I have no choice but to take my licks like a man. Painful as it is, the banishment is only for three days. But the shame of a Facebook shunning is a permanent stain on my life’s resumé.
This is a modern version of the 1788 British policy of “transporting” felons to the bottom of the Earth, the colony of New South Wales, at that time inaccessible to the civilized world. That penal colony eventually became Australia, but at the time convicts transported there became to all intents and purposes, non-existent. Irrelevant. Dead to the world.
And so it is today. If you’re not on social media, you seem not to exist in any meaningful sense.
Deprived of Facebook, what is left for me? What have I become? A hollow, purposeless shell, cast into the Outer Darkness by the faceless guardians of “Community Standards.”
Those moral sentinels seem unaware that the “community” whose “standards” they so zealously protect, is the very community whose standards enabled an ignorant, boorish, sociopathic President to bully the country for four years, brashly filling his coffers at community expense, creating a tax bill that only favors the rich, while bolstering and fortifying the standards of racism and anti-democratic behavior — including the attempted violent overthrow of our elected government. On Jan 6, 2021.
Of course, there was a lot of money to be made for Facebook while Trump was hot. Luckily, sometimes Facebook does get it right. They did, eventually, silence Trump, plus most malevolent foreign hackers and other genuine no-goodniks.
But in my case there is a great difference between expression of anti-insurrectionist opinion, and the use of social media to spread — or allow to be spread — deliberate lies and character assassination, which is in my view truly harmful to any community.
That said, I sadly note that news of my punishment has leaked into my own community.

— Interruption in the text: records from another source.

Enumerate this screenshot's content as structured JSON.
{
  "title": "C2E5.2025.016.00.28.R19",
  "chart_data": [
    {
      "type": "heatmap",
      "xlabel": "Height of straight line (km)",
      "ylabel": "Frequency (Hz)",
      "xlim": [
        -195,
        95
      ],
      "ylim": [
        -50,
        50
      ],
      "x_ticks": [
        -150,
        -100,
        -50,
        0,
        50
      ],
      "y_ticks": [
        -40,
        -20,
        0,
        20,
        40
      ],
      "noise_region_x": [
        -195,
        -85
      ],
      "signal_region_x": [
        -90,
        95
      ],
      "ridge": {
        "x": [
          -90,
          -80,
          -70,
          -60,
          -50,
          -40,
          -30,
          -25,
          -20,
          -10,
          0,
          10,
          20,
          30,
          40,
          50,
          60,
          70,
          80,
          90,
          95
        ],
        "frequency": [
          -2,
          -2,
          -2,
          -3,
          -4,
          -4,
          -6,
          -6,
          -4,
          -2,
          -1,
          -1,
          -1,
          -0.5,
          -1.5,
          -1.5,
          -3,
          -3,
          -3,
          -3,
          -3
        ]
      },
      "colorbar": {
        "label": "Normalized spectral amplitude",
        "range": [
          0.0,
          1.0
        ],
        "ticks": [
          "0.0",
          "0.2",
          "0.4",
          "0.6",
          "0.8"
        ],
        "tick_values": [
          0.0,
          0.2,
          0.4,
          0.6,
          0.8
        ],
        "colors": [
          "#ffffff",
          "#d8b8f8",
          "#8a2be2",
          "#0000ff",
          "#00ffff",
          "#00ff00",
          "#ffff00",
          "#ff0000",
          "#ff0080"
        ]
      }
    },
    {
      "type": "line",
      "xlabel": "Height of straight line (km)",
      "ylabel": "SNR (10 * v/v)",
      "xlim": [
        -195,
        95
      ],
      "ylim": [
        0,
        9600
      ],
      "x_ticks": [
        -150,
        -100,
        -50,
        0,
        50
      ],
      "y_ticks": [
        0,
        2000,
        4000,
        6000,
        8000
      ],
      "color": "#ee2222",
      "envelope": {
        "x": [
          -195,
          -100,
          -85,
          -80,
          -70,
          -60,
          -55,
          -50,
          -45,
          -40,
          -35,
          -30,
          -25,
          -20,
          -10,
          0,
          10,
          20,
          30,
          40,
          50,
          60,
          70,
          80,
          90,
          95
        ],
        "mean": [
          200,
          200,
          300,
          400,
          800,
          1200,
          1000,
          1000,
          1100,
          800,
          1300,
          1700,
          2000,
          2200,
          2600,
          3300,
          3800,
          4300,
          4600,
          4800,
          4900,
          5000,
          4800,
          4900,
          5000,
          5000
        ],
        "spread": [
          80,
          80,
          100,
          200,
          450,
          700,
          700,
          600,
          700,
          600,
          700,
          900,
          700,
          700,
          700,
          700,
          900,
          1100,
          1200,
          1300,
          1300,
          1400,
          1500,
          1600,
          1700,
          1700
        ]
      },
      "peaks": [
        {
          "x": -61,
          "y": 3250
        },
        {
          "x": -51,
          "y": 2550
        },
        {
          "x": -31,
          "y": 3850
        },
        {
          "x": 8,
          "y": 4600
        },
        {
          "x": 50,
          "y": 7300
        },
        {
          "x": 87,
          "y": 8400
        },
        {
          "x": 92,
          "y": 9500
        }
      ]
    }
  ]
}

In their 21st Century eyes, an enemy of Facebook is a de facto enemy of society — not just a violator of “community standards.”
Friends no longer return my phone calls. Neighbors avert their glance when I pass. I can’t get a good table at Denny’s. Denny’s! Street urchins chase me with pointed sticks or pelt me with mud pies. I hope it’s just mud.
So take care never to offend Facebook, lest you end up like me — banished for three interminable days. Seventy-two agonizing hours unplugged from the Umbilicus of World Culture. Or at least World Noise. Forbidden to post comments; to “like” anything; to admire others’ Taco Special lunches, selfies of vacationing feet on sand, or frisky little kittens.
You know, the stuff that “community standards” are made of.